The three-strand braid group

The three-strand braid group has striking connections to the trefoil knot, rational tangles, the modular group \(\mathrm{PSL}(2, \mathbb{Z})\), and modular forms. This group is also the simplest of the Artin–Brieskorn groups, a class of groups which map surjectively to the Coxeter groups. The three-strand braid group will be used as the starting point for a tour of these topics.

Clifford algebras and Bott periodicity

The Clifford algebra \(\mathrm{Cl}_n\) is the associative real algebra freely generated by \(n\) anticommuting elements that square to -1. I will explain their role in geometry and superstring theory, and the origin of Bott periodicity in topology in facts about Clifford algebras.

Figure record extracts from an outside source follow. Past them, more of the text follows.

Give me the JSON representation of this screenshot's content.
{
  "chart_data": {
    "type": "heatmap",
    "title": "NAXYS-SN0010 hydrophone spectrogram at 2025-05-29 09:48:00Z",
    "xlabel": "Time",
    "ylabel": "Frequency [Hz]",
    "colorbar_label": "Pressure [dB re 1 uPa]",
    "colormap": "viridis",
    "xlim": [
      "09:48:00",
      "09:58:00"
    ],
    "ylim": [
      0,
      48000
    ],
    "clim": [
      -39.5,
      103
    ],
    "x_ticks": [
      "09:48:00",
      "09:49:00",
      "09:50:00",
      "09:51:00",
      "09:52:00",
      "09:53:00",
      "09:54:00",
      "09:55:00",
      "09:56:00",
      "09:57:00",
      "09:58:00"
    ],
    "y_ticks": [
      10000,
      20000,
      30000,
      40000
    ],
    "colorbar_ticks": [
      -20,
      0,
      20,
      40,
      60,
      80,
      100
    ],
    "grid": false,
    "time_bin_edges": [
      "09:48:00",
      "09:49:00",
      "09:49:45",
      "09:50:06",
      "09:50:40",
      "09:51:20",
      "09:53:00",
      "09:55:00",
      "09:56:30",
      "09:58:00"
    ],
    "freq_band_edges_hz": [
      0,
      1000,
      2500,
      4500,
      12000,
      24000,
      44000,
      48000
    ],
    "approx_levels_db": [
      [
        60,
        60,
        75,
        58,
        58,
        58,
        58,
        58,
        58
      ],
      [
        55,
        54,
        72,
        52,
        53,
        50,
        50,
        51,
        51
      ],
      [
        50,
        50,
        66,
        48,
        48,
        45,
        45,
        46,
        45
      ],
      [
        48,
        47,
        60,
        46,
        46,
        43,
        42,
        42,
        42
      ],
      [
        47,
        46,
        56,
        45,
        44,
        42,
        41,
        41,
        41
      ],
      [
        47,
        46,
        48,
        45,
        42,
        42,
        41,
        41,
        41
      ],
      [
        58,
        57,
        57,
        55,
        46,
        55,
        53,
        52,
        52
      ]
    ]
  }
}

The threefold and tenfold way

Irreducible real group representations come in three kinds, a fact arising from the three associative normed real division algebras: the real numbers, complex numbers and quaternions. Dyson called this the threefold way. When we generalize to superalgebras this becomes part of a larger classification, the tenfold way. We will examine these topics and their applications to representation theory, geometry and physics.

Exceptional algebras

Besides the three associative normed division algebras over the real numbers, there is a fourth one that is nonassociative: the octonions. They arise naturally from the fact that Spin(8) has three irreducible 8-dimensional representations. We will explain the octonions and sketch how the exceptional Lie algebras and the exceptional Jordan algebra can be constructed using octonions.